Charged Particles is a shimmering, jazz-inflected overture that was composed in 2011 for MUSE/IQUE to open its inaugural season at Caltech in Pasadena, CA.
Large Ensemble
Touching Red
Touching Red was inspired by my toddler son’s fascination with matches. On seeing a match with a red tip lit, he said he wanted to “touch red”. The work explores the idea of wonder – the magic of flame flaring to life from nothing – but also of danger. The work was composed in 2010 as a commission for the Utah Arts Festival.
Variation-Fantasy
Variation-Fantasy is a set of free variations for large chamber ensemble based on a theme from the first movement of my Seven Last Words for unaccompanieed violin. The theme is first presented in the first violin and upper strings against a shimmering backdrop. It is transformed and manipulated throughout the piece in a cascade of variations of varied character and style. It was commissioned by the YMF Debut Orchestra of the Young Musicians Foundation.
Rhythm Changes (arr)
Rhythm Changes was composed in 2002 for Cologne-based duo lirico, who gave the premiere of the work in January 2003, and was subsequently arranged for violin and orchestra. My preceding works, Dialogues for viola and piano and LINES/ANGLES for orchestra, had been growing in harmonic and melodic complexity. Rhythm Changes represented a shift to a more lighthearted affect and an embrace of my American musical heritage. As the title suggests, it pays homage to Gershwin and to the jazz tradition of building new works on the harmonic progression (“changes”) from “I Got Rhythm”, though highly sublimated. Unable to resist the musical pun, the work is also an exploration of constantly shifting rhythms.
LINES/ANGLES
LINES/ANGLES was composed between August and November 2001. The title is reflected both in the surface materials and at the structural level. The materials consist of sustained notes or chords (“lines”) and disjunct melodic gestures (“angles”). The linear sections unfold through shifting timbre, texture, and harmonic density; the angular sections are propelled by rhythm and counterpoint. Initially, the lines and angles are kept separate, but over the course of the piece they are juxtaposed and finally integrated: the angles stretched into lines and the lines reassembled into angles. Structurally, this dichotomy is reified through formal stasis (“lines”) and disjuncture (“angles”).
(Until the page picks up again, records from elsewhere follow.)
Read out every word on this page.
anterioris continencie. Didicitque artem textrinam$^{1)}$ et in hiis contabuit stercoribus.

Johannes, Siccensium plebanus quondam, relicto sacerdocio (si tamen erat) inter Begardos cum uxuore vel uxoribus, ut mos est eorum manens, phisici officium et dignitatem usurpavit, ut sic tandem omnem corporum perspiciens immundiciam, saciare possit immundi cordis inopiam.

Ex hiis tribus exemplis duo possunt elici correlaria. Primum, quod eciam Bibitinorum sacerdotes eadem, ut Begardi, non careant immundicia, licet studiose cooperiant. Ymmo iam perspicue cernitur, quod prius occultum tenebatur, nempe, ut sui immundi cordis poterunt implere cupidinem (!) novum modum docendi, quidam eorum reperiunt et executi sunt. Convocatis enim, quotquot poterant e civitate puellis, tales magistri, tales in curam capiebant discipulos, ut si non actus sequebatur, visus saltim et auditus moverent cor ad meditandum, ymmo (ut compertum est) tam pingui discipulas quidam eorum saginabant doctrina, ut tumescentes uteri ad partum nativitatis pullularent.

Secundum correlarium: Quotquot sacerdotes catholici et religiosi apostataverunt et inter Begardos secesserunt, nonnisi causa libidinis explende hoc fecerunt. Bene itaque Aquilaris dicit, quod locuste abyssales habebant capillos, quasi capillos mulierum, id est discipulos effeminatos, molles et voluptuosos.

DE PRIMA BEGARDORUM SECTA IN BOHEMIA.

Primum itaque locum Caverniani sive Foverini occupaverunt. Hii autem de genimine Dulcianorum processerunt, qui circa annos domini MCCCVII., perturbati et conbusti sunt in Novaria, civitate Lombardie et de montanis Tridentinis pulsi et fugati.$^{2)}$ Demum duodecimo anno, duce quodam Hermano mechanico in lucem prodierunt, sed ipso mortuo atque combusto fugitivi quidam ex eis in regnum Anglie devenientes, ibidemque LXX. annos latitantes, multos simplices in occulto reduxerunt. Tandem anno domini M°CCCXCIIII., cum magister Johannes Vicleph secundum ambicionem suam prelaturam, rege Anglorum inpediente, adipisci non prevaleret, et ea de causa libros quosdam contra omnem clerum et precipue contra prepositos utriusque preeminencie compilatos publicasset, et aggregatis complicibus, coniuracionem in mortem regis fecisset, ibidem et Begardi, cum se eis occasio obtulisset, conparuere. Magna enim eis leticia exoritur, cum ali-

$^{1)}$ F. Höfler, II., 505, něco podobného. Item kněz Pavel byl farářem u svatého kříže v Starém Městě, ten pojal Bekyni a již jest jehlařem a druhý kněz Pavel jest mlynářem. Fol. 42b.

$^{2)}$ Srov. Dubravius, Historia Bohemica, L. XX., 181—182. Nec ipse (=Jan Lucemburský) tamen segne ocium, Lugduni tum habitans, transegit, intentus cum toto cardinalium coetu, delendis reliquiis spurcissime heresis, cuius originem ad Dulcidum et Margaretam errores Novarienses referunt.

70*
The final third of the piece was composed in the wake of the September 11 attacks on the United States; indeed, the brutal brass passage was sketched on the very day. I dedicate LINES/ANGLES to the victims of terrorism and of the “War on Terror”.
LINES/ANGLES was commissioned by the Winnipeg Symphony Orchestra. It was first performed on February 9, 2002, under the baton of Gary Kulesha.